Volume XXVI, Issue 02 |

The U.S. Inflation Reduction Act (IRA) was signed into law in August 2022. It represents the most significant healthcare reform since the Affordable Care Act, amplifying affordability and access to innovative treatments. While the IRA has many provisions, its authorization of Centers for Medicare & Medicaid Services (CMS) to directly negotiate a maximum fair price for therapies covered under Medicare Parts B and D will have the most significant impact on biopharmaceutical manufacturers’ future revenues (see Figure 1). Manufacturers that agree to negotiation will have their drug prices significantly lowered; those that do not will be met with substantial penalties. In August 2023, CMS disclosed the first approximately 10 products to be subject to negotiation in 2026 — the first major step forward.

While the impact of CMS price negotiations under the IRA will directly impact biopharmaceutical manufacturers, the act’s repercussions will also flow through to companies providing key inputs into drug product development, such as delivery technology. In this edition of Executive Insights, L.E.K. Consulting provides an overview of the IRA and discusses the implications for drug delivery technology providers.

Medicare negotiations will significantly decrease drug prices

Under the IRA, the Health and Human Services Secretary is authorized to select products that will be subject to a maximum fair price (MFP) negotiated by CMS. Manufacturers will be required to sell these therapies at no more than the MFP to any Medicare beneficiaries. 

Most products covered by Medicare are subject to negotiation of an MFP after they have been approved by the Food and Drug Administration — for seven years in the case of small molecule NDA approval, or 11 years for biologics approved with biologics license applications (BLAs) — and MFP pricing is instituted two years later. CMS is authorized to implement an MFP for up to 100 Medicare-covered therapies by 2031. 

Negotiations will begin with products on Medicare’s Part D program (10 subject to the MFP by 2026, with 15 more by 2027) before expanding to include both Part D and Part B drugs. While the MFP only applies to Medicare beneficiaries, commercial payers are likely to follow suit and renegotiate after CMS establishes the MFP.  
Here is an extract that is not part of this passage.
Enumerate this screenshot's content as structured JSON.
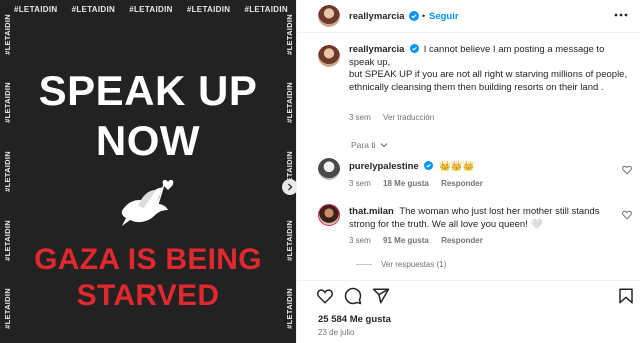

The first wave of negotiated drugs is largely orals and injectables; the second wave likely will include inhalables

The first 10 drugs selected for 2026 Medicare negotiations represent around $30 billion in 2022 net revenues (roughly $50 billion in gross covered Part D prescription drug costs from June 2022 to May 2023). These drugs are marketed by established pharmaceutical companies and span therapeutic areas. Some may consider the list to be a first 11, as CMS grouped two of Novo Nordisk’s insulin brands as a single product. These insulins, Fiasp and NovoLog, were approved under separate BLAs and differ in the inclusion of vitamin B3. 

These initial drugs were selected in a largely “mechanical” fashion, picking eligible products with the greatest Medicare Part D gross spend over the prior year while excluding those with an existing generic/biosimilar. Applying a similar logic, we have predicted drugs that may comprise the next 15 selected. 

These products span dose forms and delivery technologies. The first 10 drugs selected include about three injectable therapeutics (grouping the insulins), with autoinjector, pen and prefilled syringe options, representing about $11 billion in net revenues at risk (see Figure 2). Some of these products include multiple forms. For example, the insulins (Fiasp and NovoLog) are offered as prefilled pens, cartridges (compatible with pens or pumps) and vials (see Figure 3A).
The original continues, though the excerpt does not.